Barichara is not a place with a long checklist, and that is fine. The town rewards a slower pace. Still, a few things are worth your time.

Walk the Camino Real to Guane. This is the signature outing. The path is about 5.5 kilometers of original stone, mostly downhill, and takes around two hours one way. Guane is smaller and sleepier than Barichara, with a little museum known for its fossils and Guane artifacts. Most people walk down and catch a short bus back rather than climbing the same path in the midday heat.

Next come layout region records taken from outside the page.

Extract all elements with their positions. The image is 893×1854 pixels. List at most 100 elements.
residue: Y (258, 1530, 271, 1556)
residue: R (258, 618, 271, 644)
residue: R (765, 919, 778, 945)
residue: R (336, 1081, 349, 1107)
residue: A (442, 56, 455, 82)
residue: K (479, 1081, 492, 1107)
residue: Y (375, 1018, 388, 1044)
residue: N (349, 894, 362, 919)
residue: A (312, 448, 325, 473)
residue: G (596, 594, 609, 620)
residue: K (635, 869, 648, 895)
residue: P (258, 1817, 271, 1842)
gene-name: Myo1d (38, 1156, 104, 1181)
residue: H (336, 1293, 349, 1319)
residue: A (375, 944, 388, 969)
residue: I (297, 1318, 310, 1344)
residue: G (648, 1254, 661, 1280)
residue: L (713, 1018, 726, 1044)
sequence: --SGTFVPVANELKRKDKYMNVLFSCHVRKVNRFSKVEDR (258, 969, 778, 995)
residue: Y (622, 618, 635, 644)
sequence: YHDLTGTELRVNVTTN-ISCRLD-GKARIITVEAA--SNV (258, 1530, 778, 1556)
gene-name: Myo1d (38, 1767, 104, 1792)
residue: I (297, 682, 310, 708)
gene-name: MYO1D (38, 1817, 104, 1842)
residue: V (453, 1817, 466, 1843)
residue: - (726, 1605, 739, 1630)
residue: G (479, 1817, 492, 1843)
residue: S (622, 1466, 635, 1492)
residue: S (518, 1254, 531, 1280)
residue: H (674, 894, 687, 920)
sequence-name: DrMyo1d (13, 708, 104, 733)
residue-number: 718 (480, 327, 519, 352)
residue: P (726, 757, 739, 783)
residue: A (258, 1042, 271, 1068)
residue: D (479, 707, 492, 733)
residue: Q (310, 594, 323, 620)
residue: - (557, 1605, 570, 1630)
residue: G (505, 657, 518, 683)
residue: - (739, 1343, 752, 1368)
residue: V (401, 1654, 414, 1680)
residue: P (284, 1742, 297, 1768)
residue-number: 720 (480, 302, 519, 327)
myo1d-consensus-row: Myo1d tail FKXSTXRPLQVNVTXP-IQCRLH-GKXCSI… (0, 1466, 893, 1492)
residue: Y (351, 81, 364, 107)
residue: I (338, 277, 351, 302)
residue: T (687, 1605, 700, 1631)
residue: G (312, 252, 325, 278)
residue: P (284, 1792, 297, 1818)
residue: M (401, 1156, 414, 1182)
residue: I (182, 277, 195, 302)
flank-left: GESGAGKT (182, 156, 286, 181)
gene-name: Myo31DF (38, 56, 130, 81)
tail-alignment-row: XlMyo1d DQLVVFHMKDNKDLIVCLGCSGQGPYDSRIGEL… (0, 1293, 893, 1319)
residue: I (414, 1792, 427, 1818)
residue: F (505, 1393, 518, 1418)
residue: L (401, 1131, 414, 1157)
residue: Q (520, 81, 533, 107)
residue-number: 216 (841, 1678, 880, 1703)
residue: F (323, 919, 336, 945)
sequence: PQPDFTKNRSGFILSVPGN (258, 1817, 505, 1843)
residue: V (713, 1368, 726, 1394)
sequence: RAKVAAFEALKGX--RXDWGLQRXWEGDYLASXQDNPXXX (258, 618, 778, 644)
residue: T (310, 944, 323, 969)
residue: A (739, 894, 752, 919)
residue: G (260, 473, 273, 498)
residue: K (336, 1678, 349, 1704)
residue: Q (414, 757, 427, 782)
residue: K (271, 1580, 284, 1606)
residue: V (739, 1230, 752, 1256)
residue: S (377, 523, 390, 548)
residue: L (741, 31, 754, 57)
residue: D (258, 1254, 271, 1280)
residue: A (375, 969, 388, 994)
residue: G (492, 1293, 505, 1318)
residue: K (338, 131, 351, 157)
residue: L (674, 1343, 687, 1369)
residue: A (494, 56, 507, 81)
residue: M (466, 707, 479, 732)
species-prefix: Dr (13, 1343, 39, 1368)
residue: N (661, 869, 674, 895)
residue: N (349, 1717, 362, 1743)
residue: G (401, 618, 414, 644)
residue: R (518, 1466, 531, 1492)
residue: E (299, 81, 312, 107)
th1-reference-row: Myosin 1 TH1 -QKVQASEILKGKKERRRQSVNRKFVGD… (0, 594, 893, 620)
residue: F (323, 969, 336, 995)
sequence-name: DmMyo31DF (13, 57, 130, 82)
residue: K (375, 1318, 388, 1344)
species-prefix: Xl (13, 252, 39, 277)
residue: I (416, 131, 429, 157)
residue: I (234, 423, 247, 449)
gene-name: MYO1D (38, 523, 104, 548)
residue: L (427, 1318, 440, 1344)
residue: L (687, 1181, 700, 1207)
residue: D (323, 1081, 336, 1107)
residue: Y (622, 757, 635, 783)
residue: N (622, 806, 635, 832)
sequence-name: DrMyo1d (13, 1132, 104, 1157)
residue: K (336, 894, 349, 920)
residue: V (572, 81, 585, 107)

Visit the artisan workshops. Barichara has a real craft tradition, not a souvenir-stand version of one. You can watch makers produce handmade paper, pottery, stone carving, and textiles, and the town is home to a respected stone-carving school. If you can, buy something directly from a workshop.

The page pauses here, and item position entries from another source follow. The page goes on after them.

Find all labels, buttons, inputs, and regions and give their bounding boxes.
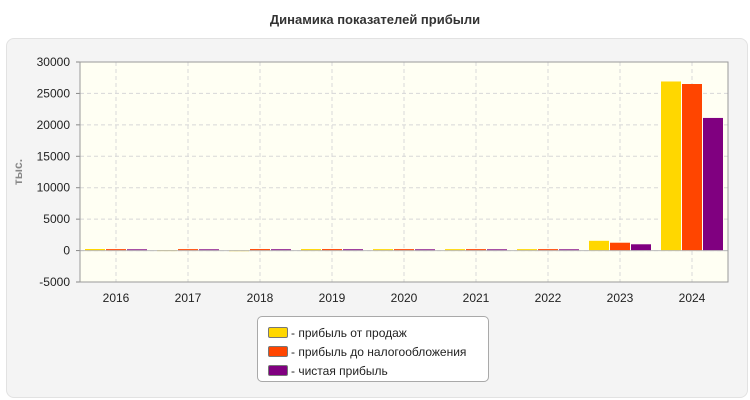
bar bbox=[271, 249, 291, 251]
bar bbox=[589, 240, 609, 251]
bar bbox=[250, 249, 270, 251]
bar bbox=[631, 244, 651, 251]
legend-item-net-profit[interactable]: - чистая прибыль bbox=[268, 361, 488, 380]
bar bbox=[127, 249, 147, 251]
x-tick-label: 2021 bbox=[463, 291, 490, 305]
bar bbox=[466, 249, 486, 251]
x-tick-label: 2020 bbox=[391, 291, 418, 305]
bar bbox=[85, 249, 105, 251]
x-tick-label: 2023 bbox=[607, 291, 634, 305]
y-tick-label: 15000 bbox=[37, 149, 71, 163]
legend: - прибыль от продаж - прибыль до налогоо… bbox=[257, 316, 489, 382]
bar bbox=[538, 249, 558, 251]
y-tick-label: -5000 bbox=[39, 275, 70, 289]
bar bbox=[343, 249, 363, 251]
x-tick-label: 2019 bbox=[319, 291, 346, 305]
y-tick-label: 30000 bbox=[37, 55, 71, 69]
bar bbox=[517, 249, 537, 251]
legend-swatch bbox=[268, 365, 288, 376]
legend-label-net-profit: - чистая прибыль bbox=[291, 363, 388, 378]
chart-title: Динамика показателей прибыли bbox=[269, 12, 481, 27]
bar bbox=[394, 249, 414, 251]
plot-frame bbox=[79, 61, 729, 283]
bar bbox=[199, 249, 219, 251]
bar bbox=[301, 249, 321, 251]
bar bbox=[682, 84, 702, 251]
y-tick-label: 5000 bbox=[43, 212, 70, 226]
bar bbox=[610, 242, 630, 251]
x-tick-label: 2022 bbox=[535, 291, 562, 305]
bar bbox=[703, 117, 723, 251]
legend-swatch bbox=[268, 346, 288, 357]
y-tick-label: 25000 bbox=[37, 86, 71, 100]
legend-item-pretax-profit[interactable]: - прибыль до налогообложения bbox=[268, 342, 488, 361]
x-tick-label: 2016 bbox=[103, 291, 130, 305]
bar bbox=[322, 249, 342, 251]
bar bbox=[373, 249, 393, 251]
x-tick-label: 2024 bbox=[679, 291, 706, 305]
bar bbox=[445, 249, 465, 251]
legend-label-pretax-profit: - прибыль до налогообложения bbox=[291, 344, 467, 359]
bar bbox=[178, 249, 198, 251]
bar bbox=[559, 249, 579, 251]
bar bbox=[661, 81, 681, 251]
x-tick-label: 2017 bbox=[175, 291, 202, 305]
legend-swatch bbox=[268, 327, 288, 338]
y-tick-label: 20000 bbox=[37, 118, 71, 132]
y-tick-label: 10000 bbox=[37, 181, 71, 195]
legend-label-sales-profit: - прибыль от продаж bbox=[291, 325, 407, 340]
bar bbox=[106, 249, 126, 251]
legend-item-sales-profit[interactable]: - прибыль от продаж bbox=[268, 323, 488, 342]
bar bbox=[415, 249, 435, 251]
y-axis-label: тыс. bbox=[11, 159, 25, 185]
plot-background bbox=[80, 62, 728, 282]
y-tick-label: 0 bbox=[63, 244, 70, 258]
x-tick-label: 2018 bbox=[247, 291, 274, 305]
bar bbox=[487, 249, 507, 251]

Find a viewpoint. Several miradors around the edges of town look out over the Suárez River canyon and the dry, folded hills around it. Late afternoon is the time to go.

Do very little. This is a legitimate plan in Barichara. Order a coffee on the main plaza, sit under the trees, and watch the town go about its day. Few places in Colombia make doing nothing feel this worthwhile.

A Taste of Santander Cuisine

Santander has one of Colombia’s most distinctive regional kitchens, and Barichara is a good place to try it. A few things to look for:

Arepa santandereana. The local version of the arepa, made with peeled corn (maíz pelao) and usually a little richer than the arepas you find elsewhere in the country.

Cabro con pepitoria. Roast goat served with pepitoria, a hearty side of rice cooked with the goat’s blood and giblets. It sounds intense and it tastes deeply savory. Santandereanos consider it the regional signature dish.

Hormigas culonas. The famous “big-bottomed ants,” toasted and eaten by the handful like nuts. They are seasonal, harvested mostly around the rainy months in spring, and yes, you should try them at least once. They taste salty and nutty, closer to a toasted seed than to anything you might be bracing for.